- Awards: Aitken Lectureship

Academic background
- Education: Dartmouth College
- Thesis: Classifying the Type of Groupoid C*-algebras (2004);
- Doctoral advisor: Dana Peter Williams

Academic work
- Institutions: Victoria University of Wellington

= Lisa Orloff Clark =

New Zealand mathematician

Lisa Orloff Clark is a New Zealand mathematician, and as of 2023 is a full professor at Victoria University of Wellington and head of the School of Mathematics and Statistics. She works in the field of algebra and also on inquiry-based learning in mathematics education.

==Academic career==

Clark completed a PhD titled Classifying the Type of Groupoid C*-algebras at Dartmouth College in 2004. Clark then joined the faculty of the Victoria University of Wellington, rising to full professor in 2023. She has published on C*-algebras, groupoids, Steinberg algebras and Leavitt path algebras.
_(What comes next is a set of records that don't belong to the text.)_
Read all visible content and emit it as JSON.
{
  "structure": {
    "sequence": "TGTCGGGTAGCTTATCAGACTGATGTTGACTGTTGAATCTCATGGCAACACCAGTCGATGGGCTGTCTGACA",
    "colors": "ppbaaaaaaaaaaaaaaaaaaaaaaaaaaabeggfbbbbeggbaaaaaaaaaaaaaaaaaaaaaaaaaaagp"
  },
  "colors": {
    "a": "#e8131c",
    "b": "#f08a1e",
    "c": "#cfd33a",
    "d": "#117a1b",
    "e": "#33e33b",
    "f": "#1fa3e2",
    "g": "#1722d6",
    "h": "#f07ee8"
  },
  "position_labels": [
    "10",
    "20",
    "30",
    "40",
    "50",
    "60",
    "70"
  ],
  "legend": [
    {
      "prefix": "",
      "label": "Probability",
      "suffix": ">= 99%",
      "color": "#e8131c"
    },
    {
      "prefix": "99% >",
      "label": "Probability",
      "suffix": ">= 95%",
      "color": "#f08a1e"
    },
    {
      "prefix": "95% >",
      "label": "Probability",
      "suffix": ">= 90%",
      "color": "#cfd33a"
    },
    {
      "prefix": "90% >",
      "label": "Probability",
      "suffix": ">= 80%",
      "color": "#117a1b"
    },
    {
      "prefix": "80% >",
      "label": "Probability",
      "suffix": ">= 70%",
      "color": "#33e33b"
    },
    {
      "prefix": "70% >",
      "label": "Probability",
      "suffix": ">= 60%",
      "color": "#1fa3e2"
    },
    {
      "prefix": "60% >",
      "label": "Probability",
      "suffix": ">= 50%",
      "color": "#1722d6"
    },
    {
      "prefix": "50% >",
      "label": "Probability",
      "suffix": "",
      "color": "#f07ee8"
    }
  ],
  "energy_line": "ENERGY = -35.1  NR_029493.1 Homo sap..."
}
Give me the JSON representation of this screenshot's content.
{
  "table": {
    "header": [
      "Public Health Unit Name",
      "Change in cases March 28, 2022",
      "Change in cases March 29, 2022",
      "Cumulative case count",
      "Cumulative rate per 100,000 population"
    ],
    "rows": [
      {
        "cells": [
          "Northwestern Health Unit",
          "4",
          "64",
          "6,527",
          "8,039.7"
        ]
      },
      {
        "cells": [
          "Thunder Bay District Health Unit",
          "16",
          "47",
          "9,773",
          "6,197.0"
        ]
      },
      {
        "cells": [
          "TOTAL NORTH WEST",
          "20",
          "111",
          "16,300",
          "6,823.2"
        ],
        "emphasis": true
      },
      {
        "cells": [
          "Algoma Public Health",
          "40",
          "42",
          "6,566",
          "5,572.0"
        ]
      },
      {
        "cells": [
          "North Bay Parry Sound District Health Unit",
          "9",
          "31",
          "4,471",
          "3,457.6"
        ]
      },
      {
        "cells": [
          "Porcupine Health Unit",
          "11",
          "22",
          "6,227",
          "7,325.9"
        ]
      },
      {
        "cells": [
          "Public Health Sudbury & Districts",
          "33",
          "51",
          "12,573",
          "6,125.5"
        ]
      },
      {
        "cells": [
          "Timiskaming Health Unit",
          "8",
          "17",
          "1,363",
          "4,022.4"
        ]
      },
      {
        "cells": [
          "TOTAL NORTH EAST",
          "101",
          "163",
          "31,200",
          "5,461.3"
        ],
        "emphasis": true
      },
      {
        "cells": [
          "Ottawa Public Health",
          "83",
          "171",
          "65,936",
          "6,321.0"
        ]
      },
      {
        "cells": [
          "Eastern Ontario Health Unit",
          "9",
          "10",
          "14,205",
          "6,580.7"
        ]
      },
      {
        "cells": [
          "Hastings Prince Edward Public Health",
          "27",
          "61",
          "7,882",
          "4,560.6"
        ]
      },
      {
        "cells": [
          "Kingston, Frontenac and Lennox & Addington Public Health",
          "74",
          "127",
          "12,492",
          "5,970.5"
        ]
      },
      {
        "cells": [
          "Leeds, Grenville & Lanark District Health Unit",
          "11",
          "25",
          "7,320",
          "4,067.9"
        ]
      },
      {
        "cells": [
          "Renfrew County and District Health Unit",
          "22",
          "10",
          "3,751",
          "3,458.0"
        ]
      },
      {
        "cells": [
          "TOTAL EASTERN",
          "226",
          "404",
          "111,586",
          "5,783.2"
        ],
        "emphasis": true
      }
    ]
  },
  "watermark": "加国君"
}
Clark is the Head of the School of Mathematics and Statistics at Victoria University of Wellington. She is on the editorial board of the Journal of Inquiry-Based Learning in Mathematics.

In 2018 Clark was an associate investigator on a Marsden grant led by Astrid an Huef and Iain Raeburn, titled Through the looking glass: sharpening the classification program through implications for operator algebras of graphs and groupoids. In 2021 Clark and an Huef were joint principal investigators on another successful Marsden grant, called Establishing a structure theory for C*-algebras of non-Hausdorff groupoids.

== Honours and awards ==
In 2017 Clark was awarded the New Zealand Mathematical Society's top prize, the Kalman Prize for best paper. She was a plenary speaker at the NZMS colloquium in 2019.

In 2022 Clark was awarded the Aitken Lectureship, a joint award between the New Zealand and London Mathematical Societies. Clark gave lectures at Queen's University Belfast, Durham University, Aberystwyth University and at the London Mathematical Society annual meeting.